El que parecía dueño del chiringuito apareció a galope, casi derrapando, sudando, ahogado y chillando improperios hacia nuestra persona.

—¡¿Y a este qué le pasa?! —grité malhumorada—. Ni que nos fuésemos a ir.

Angelines, Anaelia y los dos polis se giraron para mirarme con ironía, cejas alzadas incluidas. Vale, el miedo me había podido un poquito y había impulsado levemente mis piernas hacia la dirección contraria, pero es que no veía manera factible de arreglar los desperfectos causados y dudaba que ese cacharro pudiese sobrevivir a semejante golpe.

—Le tomaremos declaración a las dos partes y después nos encargaremos del vehículo. Ve llamando a la grúa —le ordenó el todopoderoso policía a su compañero, que era poderoso a secas—. Seguramente, el vehículo haya quedado siniestro. Si no es así, arrancarlo y desplazarlo en esas condiciones no será posible.

—¡Y mi bar qué! —gritó enfurecido el dueño del chiringuito—. ¡Está destrozado! ¡Han roto la vitrina de los mariscos y se han escapado!

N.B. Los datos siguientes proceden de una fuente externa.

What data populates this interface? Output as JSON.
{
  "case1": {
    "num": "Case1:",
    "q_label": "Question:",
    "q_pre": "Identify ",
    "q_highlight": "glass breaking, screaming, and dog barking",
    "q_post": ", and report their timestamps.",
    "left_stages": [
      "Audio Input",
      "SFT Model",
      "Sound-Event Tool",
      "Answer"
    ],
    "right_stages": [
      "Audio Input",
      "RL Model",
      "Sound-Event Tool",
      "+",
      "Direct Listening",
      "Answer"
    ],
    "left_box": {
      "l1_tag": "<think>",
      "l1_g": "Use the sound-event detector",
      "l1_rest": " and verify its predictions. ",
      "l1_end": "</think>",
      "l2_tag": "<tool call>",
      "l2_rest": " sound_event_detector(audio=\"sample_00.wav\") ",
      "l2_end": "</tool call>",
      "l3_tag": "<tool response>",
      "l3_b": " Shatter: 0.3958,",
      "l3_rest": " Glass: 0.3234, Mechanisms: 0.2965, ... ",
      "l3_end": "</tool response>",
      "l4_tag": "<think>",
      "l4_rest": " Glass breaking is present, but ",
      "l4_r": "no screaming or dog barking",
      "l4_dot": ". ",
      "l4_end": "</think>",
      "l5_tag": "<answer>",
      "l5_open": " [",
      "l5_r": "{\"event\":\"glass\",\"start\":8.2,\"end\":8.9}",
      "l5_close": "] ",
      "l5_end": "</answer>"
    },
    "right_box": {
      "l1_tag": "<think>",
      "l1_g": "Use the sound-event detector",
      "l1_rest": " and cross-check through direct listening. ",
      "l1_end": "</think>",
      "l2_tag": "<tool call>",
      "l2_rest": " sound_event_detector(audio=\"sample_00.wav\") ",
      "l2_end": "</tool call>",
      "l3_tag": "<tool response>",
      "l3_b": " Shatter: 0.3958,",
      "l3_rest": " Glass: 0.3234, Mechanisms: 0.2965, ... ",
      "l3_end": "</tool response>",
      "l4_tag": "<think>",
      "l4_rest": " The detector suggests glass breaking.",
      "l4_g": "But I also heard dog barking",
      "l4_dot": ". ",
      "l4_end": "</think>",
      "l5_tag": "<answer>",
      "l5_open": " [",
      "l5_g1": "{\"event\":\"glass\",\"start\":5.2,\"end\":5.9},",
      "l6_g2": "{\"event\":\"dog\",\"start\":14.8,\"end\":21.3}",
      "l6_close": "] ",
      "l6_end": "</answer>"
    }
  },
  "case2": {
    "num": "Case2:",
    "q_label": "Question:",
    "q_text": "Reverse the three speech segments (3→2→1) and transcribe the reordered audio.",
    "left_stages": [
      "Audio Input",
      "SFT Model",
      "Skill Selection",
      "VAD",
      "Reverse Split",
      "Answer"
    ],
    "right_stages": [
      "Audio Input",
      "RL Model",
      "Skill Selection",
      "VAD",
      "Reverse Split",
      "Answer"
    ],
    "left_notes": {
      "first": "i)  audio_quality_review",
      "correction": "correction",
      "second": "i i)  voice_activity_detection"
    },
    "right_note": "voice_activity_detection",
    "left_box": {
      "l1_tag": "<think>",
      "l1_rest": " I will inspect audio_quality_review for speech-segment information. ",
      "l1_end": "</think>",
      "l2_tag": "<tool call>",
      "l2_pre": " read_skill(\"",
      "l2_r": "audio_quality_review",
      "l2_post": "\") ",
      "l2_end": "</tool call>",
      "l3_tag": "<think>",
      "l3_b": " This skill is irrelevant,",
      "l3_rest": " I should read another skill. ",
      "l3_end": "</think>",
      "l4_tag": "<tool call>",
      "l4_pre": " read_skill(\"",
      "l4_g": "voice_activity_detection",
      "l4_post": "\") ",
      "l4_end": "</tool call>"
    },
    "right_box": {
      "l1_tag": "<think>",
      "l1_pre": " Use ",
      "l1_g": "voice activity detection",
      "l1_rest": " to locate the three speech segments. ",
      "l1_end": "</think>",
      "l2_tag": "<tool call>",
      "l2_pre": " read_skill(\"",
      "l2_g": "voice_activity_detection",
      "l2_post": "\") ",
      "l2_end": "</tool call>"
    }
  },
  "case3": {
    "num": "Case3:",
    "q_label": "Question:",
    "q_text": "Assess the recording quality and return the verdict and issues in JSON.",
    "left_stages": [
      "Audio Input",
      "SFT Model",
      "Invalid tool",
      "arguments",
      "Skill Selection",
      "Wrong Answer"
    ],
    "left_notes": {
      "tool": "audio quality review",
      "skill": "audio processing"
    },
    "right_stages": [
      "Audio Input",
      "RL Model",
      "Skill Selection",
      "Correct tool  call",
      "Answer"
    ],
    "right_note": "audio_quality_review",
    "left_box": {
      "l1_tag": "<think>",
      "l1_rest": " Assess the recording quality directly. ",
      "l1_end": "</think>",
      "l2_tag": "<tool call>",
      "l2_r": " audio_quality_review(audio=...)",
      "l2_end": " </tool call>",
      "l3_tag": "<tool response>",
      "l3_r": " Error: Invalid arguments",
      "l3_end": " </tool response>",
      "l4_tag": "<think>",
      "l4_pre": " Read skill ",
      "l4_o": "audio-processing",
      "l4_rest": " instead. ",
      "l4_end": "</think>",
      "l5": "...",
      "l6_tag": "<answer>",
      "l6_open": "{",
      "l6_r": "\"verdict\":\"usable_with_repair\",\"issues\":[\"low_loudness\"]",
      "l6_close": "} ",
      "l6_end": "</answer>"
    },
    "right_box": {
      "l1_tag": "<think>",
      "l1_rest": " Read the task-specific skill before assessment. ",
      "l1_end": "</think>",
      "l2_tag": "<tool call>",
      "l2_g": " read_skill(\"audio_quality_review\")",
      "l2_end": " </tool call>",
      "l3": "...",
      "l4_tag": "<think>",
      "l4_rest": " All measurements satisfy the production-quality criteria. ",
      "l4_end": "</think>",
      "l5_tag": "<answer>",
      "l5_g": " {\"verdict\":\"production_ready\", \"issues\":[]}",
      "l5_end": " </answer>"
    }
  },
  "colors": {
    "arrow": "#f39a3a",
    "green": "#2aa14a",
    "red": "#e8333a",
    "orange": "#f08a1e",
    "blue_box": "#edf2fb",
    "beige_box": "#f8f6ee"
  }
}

—Tranquilícese, señor. Lo solucionaremos.

—¿Que me tranquilice? ¡¿Sabe cuánto cuesta lo que había ahí dentro?! Bogavantes, cangrejos…

Comenzaba a molestarme que le hablara así a mi hombre, pero antes de poder replicar y defenderlo, el otro policía intervino:

—Tranquilo. Véngase conmigo. Mi compañero se encargará de ellas y lo solucionaremos. El seguro se hará cargo de los daños, y seguramente también de sus cangrejos.

—¡Eres libre, Sebastián! —se escuchó decir por lo bajito a Anaelia medapenatodo, amante acérrima de los animales. El hombre se giró para fulminarla lleno de ira y, automáticamente, a Angelines le entró su inoportuno y característico ataque de risa.

—Por favor, compórtense —nos reprendió mi hombre—. Están riéndose de algo muy serio. Han destrozado el negocio del que ese señor se alimenta cada día.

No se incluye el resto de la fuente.